United States President Donald Trump says he would like to “just clean out” Gaza, urging Egypt and Jordan to take in more Palestinians from the coastal enclave.
Speaking with reporters on board Air Force One on Saturday, Trump said he had a call earlier in the day with King Abdullah II of Jordan and would speak with Egypt President Abdel Fattah el-Sisi later on Sunday.
Trump said he complimented Jordan for having successfully accepted Palestinian refugees and that he told the king, “I would love for you to take on more, ‘cause I am looking at the whole Gaza Strip right now, and it’s a mess. It’s a real mess.”
Israel’s genocide in Gaza displaced almost the entire 2.3 million people in Gaza, some of them multiple times. Trump said Gaza’s inhabitants could be moved “temporarily or could be long term”.
The Palestinian Islamic Jihad (PIJ) condemned the US president’s suggestion, calling it an encouragement of “war crimes”.
Describing Trump’s idea as “deplorable”, the group, which has fought a war with Israel alongside Hamas until last week’s ceasefire, said his “proposal falls within the framework of encouraging war crimes and crimes against humanity by forcing our people to leave their land”.
It also said Trump’s statement was “in line with the worst of the agenda of the extreme Zionist right and a continuation of the policy of denying the existence of the Palestinian people, their will and their rights” and called on Egypt and Jordan to reject his plan.
Abdullah Al-Arian, associate professor of history at Georgetown University in Qatar, told Al Jazeera that the US president’s remarks “should be taken seriously in part because we have seen this specific demand being made for over the last year and a half”.
He said the Israeli officials had indicated “very early on in the course of the war” to “ethnically cleanse” as much of the Palestinian territory as possible.
Al-Arian said Palestinians themselves would not be interested in such a proposal by Trump. “They know all too well what it means to leave their home and what the status of Palestinian refugees has looked like for the past 70 years,” he said.

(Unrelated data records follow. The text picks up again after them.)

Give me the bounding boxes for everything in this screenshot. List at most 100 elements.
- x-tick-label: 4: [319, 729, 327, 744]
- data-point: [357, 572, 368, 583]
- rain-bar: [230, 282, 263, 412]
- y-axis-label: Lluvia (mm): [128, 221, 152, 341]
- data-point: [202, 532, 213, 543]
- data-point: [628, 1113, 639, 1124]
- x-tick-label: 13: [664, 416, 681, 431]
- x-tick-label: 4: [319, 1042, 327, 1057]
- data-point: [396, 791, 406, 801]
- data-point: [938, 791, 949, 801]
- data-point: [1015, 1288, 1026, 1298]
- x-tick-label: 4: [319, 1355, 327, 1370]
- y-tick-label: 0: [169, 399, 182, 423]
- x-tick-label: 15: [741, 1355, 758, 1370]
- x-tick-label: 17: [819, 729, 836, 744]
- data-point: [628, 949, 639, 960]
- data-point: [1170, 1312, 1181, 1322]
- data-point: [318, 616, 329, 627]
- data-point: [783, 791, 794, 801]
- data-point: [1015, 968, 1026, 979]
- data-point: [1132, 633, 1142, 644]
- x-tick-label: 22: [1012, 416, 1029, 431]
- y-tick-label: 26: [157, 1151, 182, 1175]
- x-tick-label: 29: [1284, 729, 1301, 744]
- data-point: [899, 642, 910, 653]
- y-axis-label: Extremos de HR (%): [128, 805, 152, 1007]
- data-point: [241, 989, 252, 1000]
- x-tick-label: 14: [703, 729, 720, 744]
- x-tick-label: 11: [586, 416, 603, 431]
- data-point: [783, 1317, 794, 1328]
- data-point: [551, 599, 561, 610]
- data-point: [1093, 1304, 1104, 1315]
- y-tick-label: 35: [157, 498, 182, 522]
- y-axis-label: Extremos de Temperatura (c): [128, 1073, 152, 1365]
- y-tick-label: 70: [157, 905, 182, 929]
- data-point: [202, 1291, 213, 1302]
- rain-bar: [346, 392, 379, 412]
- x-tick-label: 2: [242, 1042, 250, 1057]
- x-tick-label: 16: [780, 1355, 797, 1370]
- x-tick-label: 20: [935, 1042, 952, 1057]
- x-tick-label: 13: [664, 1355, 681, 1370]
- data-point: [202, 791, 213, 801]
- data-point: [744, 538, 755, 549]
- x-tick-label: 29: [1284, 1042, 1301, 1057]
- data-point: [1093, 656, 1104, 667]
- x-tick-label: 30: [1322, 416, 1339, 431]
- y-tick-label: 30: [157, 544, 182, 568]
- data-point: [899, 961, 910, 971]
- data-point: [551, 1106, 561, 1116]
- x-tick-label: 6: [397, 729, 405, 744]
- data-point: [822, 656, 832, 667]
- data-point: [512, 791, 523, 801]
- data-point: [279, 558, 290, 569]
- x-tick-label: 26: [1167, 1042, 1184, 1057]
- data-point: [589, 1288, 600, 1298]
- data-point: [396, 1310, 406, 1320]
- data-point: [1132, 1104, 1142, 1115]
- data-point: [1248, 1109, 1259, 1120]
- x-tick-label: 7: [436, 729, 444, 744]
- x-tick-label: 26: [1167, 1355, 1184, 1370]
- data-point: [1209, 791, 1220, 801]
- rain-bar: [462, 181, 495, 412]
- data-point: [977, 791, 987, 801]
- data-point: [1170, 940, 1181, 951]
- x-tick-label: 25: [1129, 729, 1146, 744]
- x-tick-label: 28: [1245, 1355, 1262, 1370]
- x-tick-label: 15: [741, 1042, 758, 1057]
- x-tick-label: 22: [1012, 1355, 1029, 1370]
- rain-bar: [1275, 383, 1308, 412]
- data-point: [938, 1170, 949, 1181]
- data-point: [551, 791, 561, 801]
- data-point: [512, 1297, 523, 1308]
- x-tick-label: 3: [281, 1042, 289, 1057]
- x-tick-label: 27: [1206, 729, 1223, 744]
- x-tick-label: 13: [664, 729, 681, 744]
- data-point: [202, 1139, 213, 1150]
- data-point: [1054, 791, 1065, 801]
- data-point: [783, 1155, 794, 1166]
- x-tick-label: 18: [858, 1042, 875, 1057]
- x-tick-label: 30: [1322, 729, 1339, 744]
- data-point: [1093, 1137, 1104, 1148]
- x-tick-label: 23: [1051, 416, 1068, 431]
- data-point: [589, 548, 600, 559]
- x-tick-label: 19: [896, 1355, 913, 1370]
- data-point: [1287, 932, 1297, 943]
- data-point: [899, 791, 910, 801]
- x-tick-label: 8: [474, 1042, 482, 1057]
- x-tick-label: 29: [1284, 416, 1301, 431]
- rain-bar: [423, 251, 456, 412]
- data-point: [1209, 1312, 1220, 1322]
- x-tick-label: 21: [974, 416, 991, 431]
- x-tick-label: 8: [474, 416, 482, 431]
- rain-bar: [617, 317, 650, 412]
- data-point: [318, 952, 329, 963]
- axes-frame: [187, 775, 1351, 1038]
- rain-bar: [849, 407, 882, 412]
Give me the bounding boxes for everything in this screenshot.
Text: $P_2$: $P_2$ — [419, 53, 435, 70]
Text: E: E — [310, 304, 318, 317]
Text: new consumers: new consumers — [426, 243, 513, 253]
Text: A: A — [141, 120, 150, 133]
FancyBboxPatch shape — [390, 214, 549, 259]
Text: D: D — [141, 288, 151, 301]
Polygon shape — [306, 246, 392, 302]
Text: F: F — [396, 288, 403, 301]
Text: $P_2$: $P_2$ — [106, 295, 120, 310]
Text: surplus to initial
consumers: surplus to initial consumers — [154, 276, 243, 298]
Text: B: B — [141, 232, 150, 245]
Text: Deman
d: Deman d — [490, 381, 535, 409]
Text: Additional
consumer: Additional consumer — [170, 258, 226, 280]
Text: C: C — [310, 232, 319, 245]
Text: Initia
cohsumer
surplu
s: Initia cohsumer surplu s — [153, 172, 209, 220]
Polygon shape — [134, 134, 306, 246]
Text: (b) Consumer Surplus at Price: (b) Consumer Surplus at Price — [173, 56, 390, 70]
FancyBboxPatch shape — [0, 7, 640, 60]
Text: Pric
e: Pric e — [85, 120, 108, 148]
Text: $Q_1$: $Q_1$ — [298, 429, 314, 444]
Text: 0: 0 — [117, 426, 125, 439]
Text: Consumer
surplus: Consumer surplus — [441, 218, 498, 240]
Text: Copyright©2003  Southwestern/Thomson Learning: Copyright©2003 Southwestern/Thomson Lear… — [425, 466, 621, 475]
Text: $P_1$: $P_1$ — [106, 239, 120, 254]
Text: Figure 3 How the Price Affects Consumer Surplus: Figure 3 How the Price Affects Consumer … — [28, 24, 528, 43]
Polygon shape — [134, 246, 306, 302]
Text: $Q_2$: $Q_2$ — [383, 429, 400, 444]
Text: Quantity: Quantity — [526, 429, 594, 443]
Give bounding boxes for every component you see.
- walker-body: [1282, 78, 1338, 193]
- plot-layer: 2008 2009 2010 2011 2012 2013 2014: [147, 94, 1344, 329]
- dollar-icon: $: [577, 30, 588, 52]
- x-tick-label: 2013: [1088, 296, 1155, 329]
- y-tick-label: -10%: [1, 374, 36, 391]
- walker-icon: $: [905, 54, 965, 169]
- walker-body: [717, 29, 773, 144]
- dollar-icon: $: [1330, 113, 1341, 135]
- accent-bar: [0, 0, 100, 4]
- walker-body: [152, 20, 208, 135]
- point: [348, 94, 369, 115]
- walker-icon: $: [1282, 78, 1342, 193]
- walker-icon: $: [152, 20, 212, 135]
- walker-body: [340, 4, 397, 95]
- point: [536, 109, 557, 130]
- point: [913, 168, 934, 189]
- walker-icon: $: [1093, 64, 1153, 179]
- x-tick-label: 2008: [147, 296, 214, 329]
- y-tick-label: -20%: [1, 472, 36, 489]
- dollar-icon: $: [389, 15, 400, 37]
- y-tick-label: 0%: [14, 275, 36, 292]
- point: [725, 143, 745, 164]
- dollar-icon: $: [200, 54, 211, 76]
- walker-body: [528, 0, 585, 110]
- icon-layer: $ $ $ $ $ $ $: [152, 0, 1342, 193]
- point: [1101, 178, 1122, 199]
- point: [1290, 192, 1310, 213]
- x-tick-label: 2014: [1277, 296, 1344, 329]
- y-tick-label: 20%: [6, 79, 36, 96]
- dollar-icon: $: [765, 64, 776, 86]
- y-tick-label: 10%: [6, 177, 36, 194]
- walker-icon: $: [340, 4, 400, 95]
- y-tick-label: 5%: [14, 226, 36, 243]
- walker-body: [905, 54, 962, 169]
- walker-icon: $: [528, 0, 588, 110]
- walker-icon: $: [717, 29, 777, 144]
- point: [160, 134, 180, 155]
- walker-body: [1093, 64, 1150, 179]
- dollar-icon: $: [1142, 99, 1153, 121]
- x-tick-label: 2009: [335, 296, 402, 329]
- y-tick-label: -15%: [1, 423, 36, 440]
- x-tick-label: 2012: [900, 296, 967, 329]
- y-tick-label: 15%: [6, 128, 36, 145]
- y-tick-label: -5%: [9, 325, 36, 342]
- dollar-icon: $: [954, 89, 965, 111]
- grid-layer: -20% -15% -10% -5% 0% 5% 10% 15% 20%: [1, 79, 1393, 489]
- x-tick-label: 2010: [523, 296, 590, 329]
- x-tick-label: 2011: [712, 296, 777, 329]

Meanwhile, far-right Israeli Finance Minister Bezalel Smotrich welcomed Trump’s idea to relocate Gaza’s residents to Egypt and Jordan.
For Palestinians, any attempt to move them from Gaza would evoke dark memories of what they call the “Nakba” or catastrophe – the mass displacement of Palestinians during Israel’s creation in 1948.
Egypt has previously warned against any “forced displacement” of Palestinians from Gaza into the Sinai desert, which el-Sisi said could jeopardise the peace treaty Egypt signed with Israel in 1979.
Jordan is already home to around 2.3 million registered Palestinian refugees, according to the United Nations.
Israel’s 15-month war on the Palestinian enclave killed more than 47,000 people, though residents and activists say the actual toll could be much higher. The relentless bombing has also left much of the territory in ruins, with the United Nations estimating the reconstruction will take many years.
However, Trump also said he has ended his predecessor’s hold on sending 2,000-pound (907kg) bombs to Israel. “We released them today,” Trump said of the bombs. “They’ve been waiting for them for a long time.”
Asked why he lifted the ban on those bombs, Trump responded, “Because they bought them.”
Then-President Joe Biden had put a hold on the delivery of those bombs due to concerns over the effect they could have on the civilian population.
A 2,000-pound bomb has a destruction radius of 35 metres (115 feet), according to the Project on Defense Alternatives (PDA).
The US has historically supplied substantial foreign aid to Israel; a total of $297bn (adjusted for inflation) between 1946 and 2023, $216bn of which was in military aid and $81bn in economic aid, according to data from the US Agency for International Aid (USAID).
Israel is the largest cumulative recipient of US aid since its founding.
A ceasefire in Gaza went into effect a week ago and has led to the release of some Israeli captives in exchange for Palestinian prisoners held by Israel.